The partnership marks a significant shift toward a full-stack AI platform, reducing OpenAI's reliance on third-party hardware providers to lower the cost of running models like ChatGPT [2].

According to the companies, the new hardware is designed specifically for inference, the process of generating responses from a trained model. The chip could potentially lower inference costs by 50 percent [1]. This efficiency is intended to scale the availability of AI services while reducing the massive electrical and financial overhead associated with data center operations [3].

The development process moved rapidly, spanning roughly nine months from the initial design phase to tape-out [4]. This accelerated timeline suggests a streamlined collaboration between the software expertise of OpenAI and the silicon engineering capabilities of Broadcom [2].

Deployment timelines vary across reports.
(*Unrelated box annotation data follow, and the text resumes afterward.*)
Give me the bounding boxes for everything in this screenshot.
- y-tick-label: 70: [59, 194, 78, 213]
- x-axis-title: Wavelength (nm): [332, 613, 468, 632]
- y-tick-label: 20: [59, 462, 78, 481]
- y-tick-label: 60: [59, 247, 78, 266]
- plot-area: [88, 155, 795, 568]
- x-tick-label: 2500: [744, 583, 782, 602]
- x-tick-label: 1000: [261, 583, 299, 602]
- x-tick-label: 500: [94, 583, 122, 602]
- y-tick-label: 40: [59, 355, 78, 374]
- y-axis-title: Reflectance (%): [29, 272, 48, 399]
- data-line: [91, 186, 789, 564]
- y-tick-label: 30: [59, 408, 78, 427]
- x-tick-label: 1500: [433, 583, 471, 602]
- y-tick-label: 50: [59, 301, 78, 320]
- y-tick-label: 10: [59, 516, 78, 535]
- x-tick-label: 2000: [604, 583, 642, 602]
Some sources said the chip will be deployed by the end of 2026 [5]. However, other reports said the chip is currently being tested with samples and that no specific deployment date has been finalized [2].

Broadcom has a history of developing custom ASICs (application-specific integrated circuits) for major tech firms. By partnering with Broadcom, OpenAI gains a tailored hardware solution that optimizes the specific mathematical operations required by its proprietary transformers [3].

This move aligns with a broader industry trend where AI developers create custom silicon to avoid the bottlenecks and high pricing of the general-purpose GPU market [2].

The new hardware is designed specifically for inference, the process of generating responses from a trained model.

The Jalapeño chip represents OpenAI's transition from a software-centric company to a vertically integrated hardware and software provider. By controlling the silicon layer, OpenAI can optimize its models for specific hardware architectures, potentially creating a performance and cost moat that competitors relying on off-the-shelf chips cannot match. This move also signals a strategic effort to diversify the AI supply chain, reducing the industry's total dependence on Nvidia.